PARM is a deep learning model that predicts the promoter activity from the DNA sequence itself. We trained PARM on a specific type of MPRA data that allows it to predict cell-specific promoter activity in a lightweight and fast manner.

In addition to developing PARM together with my colleagues, I was responsible for performing a plethora of computational experiments with PARM to test hypotheses on transcription factors biology. I was also responsible for publishing PARM as a Bioconda package and maintaining the codebase.

Primetime is a user-friendly pipeline for analyzing transcription factor (TF) prime reporter data. My colleague developed a robust method to quantitatively detect the activity of TFs, and I developed primetime to follow this new technology.

Primetime is a snakemake pipeline that automates the processing of sequencing data, including barcode counting, clustering, annotation, and differential TF activity analysis across experimental conditions.

Domainogram is a type of plot that shows statistical differences in nuclear lamina interactions between two conditions using pA-DamID data. I've done a rework in the original code.
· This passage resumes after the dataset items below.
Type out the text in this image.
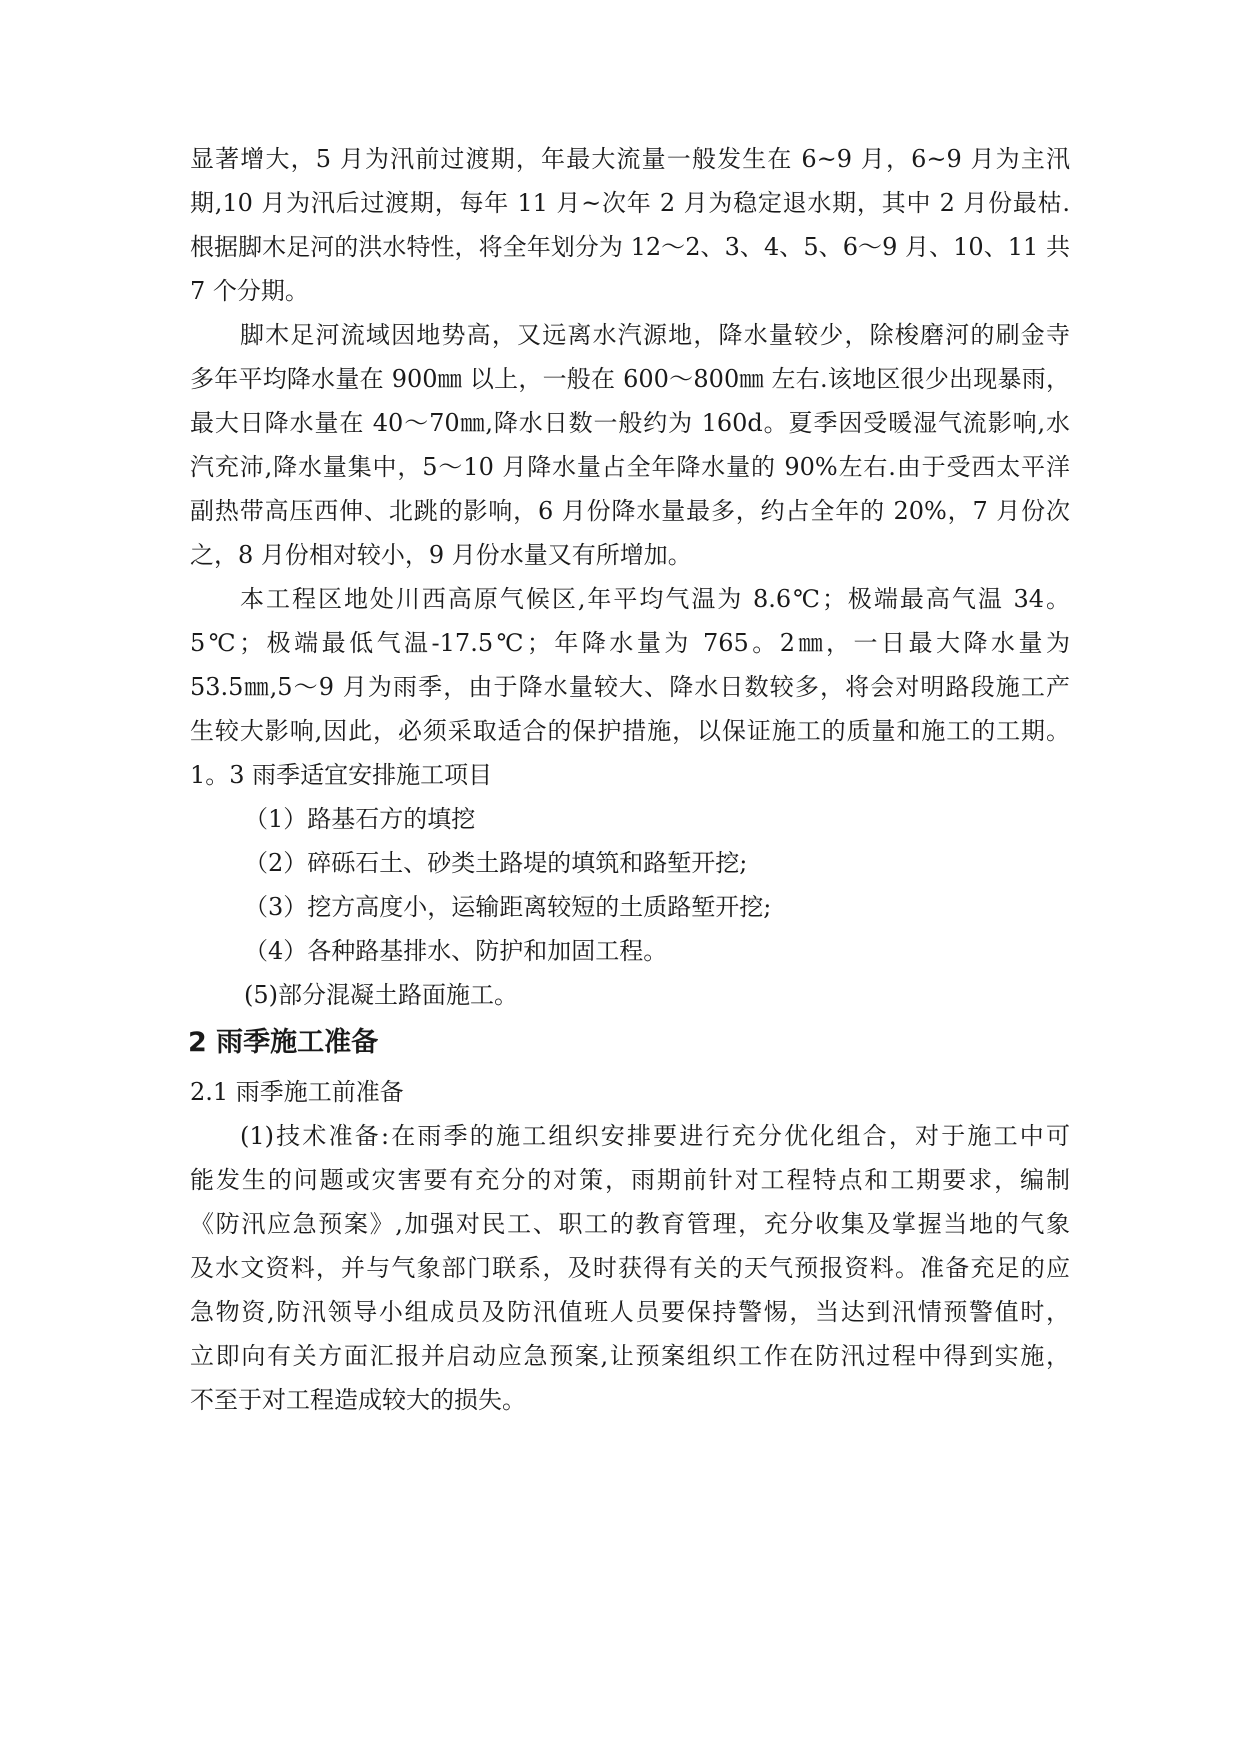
显著增大，5 月为汛前过渡期，年最大流量一般发生在 6~9 月，6~9 月为主汛
期,10 月为汛后过渡期，每年 11 月~次年 2 月为稳定退水期，其中 2 月份最枯.
根据脚木足河的洪水特性，将全年划分为 12～2、3、4、5、6～9 月、10、11 共
7 个分期。
脚木足河流域因地势高，又远离水汽源地，降水量较少，除梭磨河的刷金寺
多年平均降水量在 900㎜ 以上，一般在 600～800㎜ 左右.该地区很少出现暴雨，
最大日降水量在 40～70㎜,降水日数一般约为 160d。夏季因受暖湿气流影响,水
汽充沛,降水量集中，5～10 月降水量占全年降水量的 90%左右.由于受西太平洋
副热带高压西伸、北跳的影响，6 月份降水量最多，约占全年的 20%，7 月份次
之，8 月份相对较小，9 月份水量又有所增加。
本工程区地处川西高原气候区,年平均气温为 8.6℃；极端最高气温 34。
5℃；极端最低气温-17.5℃；年降水量为 765。2㎜，一日最大降水量为
53.5㎜,5～9 月为雨季，由于降水量较大、降水日数较多，将会对明路段施工产
生较大影响,因此，必须采取适合的保护措施，以保证施工的质量和施工的工期。
1。3 雨季适宜安排施工项目
（1）路基石方的填挖
（2）碎砾石土、砂类土路堤的填筑和路堑开挖;
（3）挖方高度小，运输距离较短的土质路堑开挖;
（4）各种路基排水、防护和加固工程。
(5)部分混凝土路面施工。
2 雨季施工准备
2.1 雨季施工前准备
(1)技术准备:在雨季的施工组织安排要进行充分优化组合，对于施工中可
能发生的问题或灾害要有充分的对策，雨期前针对工程特点和工期要求，编制
《防汛应急预案》,加强对民工、职工的教育管理，充分收集及掌握当地的气象
及水文资料，并与气象部门联系，及时获得有关的天气预报资料。准备充足的应
急物资,防汛领导小组成员及防汛值班人员要保持警惕，当达到汛情预警值时，
立即向有关方面汇报并启动应急预案,让预案组织工作在防汛过程中得到实施，
不至于对工程造成较大的损失。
My version is based on ggplot2 to make it more flexible and easier to use.

Also, in the paper below, we studied the mechanisms behind the nuclear lamina interaction by rearranging (deleting, inverting) the genome organization. In this context, I adapted the statistics and visualization of the domainograms to each of the new rearrangement of the genome.

CURE is a framework to curate UCE data for species-tree reconstruction. When dealing with UCE data, there are two main ways to cure the data. None of them was automated or efficiently suitable for large datasets.

Guided by my colleagues, I developed CURE to solve this problem. CURE is user-friendly and speeds up the curation process by parallelizing the steps.